So I just ate donuts today. It’s not like I’m not trying, coaches. I’m very successful at other things in life. Not as successful as I could be, as obviously something is awry with my prefrontal cortex.
I feel like I have an addiction. Not in a pathologizing way, but I have absolutely no idea why I can’t make a meal plan and stick to it.
I feel like there is a war going on inside me, where one part really really really wants to make the plan and stick to it and another part just is like, “this is unsustainable, you don’t need to do this, stop forcing yourself to follow a plan, just be normal, you’re not even overweight, don’t waste the rest of your life dieting”.
But I can tell you for sure that none of it is based on self love or acceptance. It’s just not. I just DON’T love and accept myself, and I’m trying to change myself as a result. I feel awful, shameful, guilty, defective, and then another part of me just wants to eat because I can’t handle how I feel.
I feel like I’m trying to “force” myself to follow a food plan.
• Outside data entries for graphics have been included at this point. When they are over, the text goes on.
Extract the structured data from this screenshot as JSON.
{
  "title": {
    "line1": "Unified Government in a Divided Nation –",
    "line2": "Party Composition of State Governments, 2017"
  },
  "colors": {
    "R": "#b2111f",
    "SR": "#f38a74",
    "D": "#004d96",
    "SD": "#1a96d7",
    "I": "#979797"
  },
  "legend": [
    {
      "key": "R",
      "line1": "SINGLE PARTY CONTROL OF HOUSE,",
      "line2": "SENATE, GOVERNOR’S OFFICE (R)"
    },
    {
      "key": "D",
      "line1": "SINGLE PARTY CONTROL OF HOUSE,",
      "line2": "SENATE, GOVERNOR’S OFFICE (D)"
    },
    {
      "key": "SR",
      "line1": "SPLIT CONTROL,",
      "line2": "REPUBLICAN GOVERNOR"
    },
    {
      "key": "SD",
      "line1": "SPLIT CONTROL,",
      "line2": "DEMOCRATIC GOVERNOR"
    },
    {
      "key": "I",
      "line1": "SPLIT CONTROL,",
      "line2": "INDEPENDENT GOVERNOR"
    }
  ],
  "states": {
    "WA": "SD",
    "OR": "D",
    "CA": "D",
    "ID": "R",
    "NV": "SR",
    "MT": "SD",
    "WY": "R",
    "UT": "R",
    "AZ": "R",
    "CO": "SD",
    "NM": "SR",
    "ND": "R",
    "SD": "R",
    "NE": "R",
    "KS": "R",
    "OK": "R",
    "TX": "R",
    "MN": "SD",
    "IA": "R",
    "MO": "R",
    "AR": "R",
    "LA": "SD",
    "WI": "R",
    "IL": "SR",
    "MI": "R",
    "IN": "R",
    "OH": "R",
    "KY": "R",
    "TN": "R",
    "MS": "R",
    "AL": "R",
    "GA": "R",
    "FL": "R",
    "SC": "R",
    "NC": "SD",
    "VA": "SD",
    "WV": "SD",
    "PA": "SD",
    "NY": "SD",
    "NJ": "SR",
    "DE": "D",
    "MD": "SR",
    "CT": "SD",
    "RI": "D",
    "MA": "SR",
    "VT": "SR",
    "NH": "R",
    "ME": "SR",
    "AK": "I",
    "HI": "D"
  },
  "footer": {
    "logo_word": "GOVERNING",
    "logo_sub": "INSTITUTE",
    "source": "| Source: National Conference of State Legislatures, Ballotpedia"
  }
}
Is that how this is supposed to be? I’m trying to think of ways I could lose weight while also loving myself but I guess losing weight, to me, feels like punishment. It doesn’t feel like self love.
I want to weigh 118lbs because I want to be hot, cute and be able to wear whatever I want. Maybe at 118lbs I’ll like my thighs. Or my body. I think it’s “okay” but I’m still not loving myself. I still judge my self worth based on the scale.
Truth be told, I felt better when I didn’t weigh myself daily. I’ve given the scale so much power to control how I feel and now I feel like I’m stuck in a loop.
Is it possible that this method that Brooke describes just won’t work for me? Yeah I’m pathologizing it. I feel like I just can’t stick to a plan and even when I do I fall off. And then I beat myself up because I can’t do it.
I don’t know how to break the cycle, and I don’t know how honestly this is any different than a diet.
I’m so upset because I want so badly to believe in what Brooke teaches, but I feel like this just isn’t working for me. But I want it to so bad.
Maybe that’s what’s at the crux of this really, is just my lack of self love. I don’t know and I feel so defeated and I’m so exhausted and am feeling like I want to give up, which terrifies me.